Model Policy Manager

OpenAI•San Francisco, CA

4d•Hybrid

About The Position

The Model Policy team aligns model behavior with desired human values and norms. This role involves defining how OpenAI’s models should behave in high-risk or high-ambiguity contexts, such as agentic systems, multimodal systems, user safety, privacy, and other emerging risk domains. The ideal candidate can move across unfamiliar topics, reason from first principles, and turn ambiguity into practical model behavior.
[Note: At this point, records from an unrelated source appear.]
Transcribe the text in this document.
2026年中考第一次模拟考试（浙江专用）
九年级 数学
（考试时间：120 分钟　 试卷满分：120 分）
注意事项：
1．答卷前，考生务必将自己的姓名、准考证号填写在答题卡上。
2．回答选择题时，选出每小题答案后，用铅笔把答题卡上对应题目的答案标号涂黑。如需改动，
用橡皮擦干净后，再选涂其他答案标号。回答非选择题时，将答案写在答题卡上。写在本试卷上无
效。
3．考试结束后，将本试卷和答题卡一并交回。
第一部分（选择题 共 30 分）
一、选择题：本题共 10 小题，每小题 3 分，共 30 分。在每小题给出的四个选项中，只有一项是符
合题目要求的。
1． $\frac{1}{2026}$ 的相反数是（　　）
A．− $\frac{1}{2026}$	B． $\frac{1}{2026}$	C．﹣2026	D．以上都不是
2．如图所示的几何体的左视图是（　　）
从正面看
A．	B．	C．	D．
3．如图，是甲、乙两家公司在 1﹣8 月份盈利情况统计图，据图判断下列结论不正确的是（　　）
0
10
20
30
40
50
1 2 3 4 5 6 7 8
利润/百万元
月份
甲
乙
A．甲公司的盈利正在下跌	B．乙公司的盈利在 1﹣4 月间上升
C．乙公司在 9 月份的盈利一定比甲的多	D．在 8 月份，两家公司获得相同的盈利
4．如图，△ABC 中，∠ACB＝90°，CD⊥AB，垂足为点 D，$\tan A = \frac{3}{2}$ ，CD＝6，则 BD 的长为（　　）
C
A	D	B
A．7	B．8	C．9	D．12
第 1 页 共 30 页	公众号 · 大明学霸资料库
This role requires close collaboration with research, engineering, product, preparedness, and operations teams to build policies that are technically grounded, measurable, and responsive to real-world risk.

Requirements

Strong judgment about how advanced AI systems may affect real-world risk, especially in ambiguous, fast-moving, or high-impact areas.
Experience building or applying policies, taxonomies, harm models, threat models, or risk frameworks for complex technical, social, or adversarial systems.
Ability to move across domains without needing to be the deepest subject-matter expert in every area, while knowing when to seek expert input.
Ability to turn fuzzy questions into structured policy frameworks, evaluation criteria, operational guidance, and enforceable model behavior.
Comfortable using empirical evidence, including evaluations, red-teaming results, deployment observations, and model failure modes, to inform policy decisions.
Systems thinking across policy, data, graders, classifiers, training, deployment safeguards, measurement, monitoring, and escalation workflows.
Technical judgment about what model behavior can realistically be trained, measured, evaluated, and enforced at scale.
Ability to work well across research, engineering, product, policy, domain experts, and operational teams.
Clear writing about complex tradeoffs where safety, user value, and implementation constraints all matter.
Pragmatic approach to safety, focused on reducing real-world risk while preserving legitimate, beneficial, and socially valuable uses of AI.
Enjoyment of fast-paced, collaborative research environments where priorities shift as models, evidence, and risks change.
Grounded in implementation details, empirical results, and what can actually be trained or measured.

Responsibilities

Design and maintain model policies across safety-relevant domains, including dual-use, agentic, and emerging frontier-risk areas.
Translate risk and harm models into clear behavioral specifications, evaluation criteria, grading guidance, and system-level safeguards.
Define practical boundaries between beneficial uses of AI and assistance that could materially enable harm, exploitation, misuse, or unsafe outcomes.
Build policy artifacts that support model training, evaluation, and deployment.
Partner with safety researchers, engineers, product teams, and other stakeholders to operationalize policy into scalable model behavior and measurable safeguards.
Use red-teaming results, deployment data, model failures, over-refusals, under-refusals, and ambiguous edge cases to improve policy and evaluation quality over time.
Identify emerging capability areas where frontier AI systems could create new safety challenges or lower barriers to harm.
Study real-world deployments to identify where model behavior succeeds, fails, or drifts from the intended safety posture.
Combine longer-horizon safety research with hands-on launch and deployment work.
Contribute to system cards, safety reports, policy documentation, launch reviews, and external communications on OpenAI's approach to model safety and risk mitigation.
Design and run human data campaigns, including gold set construction, labeling guidance, calibration, adjudication, and eval coverage analysis, to ensure policies can be reliably measured and improved.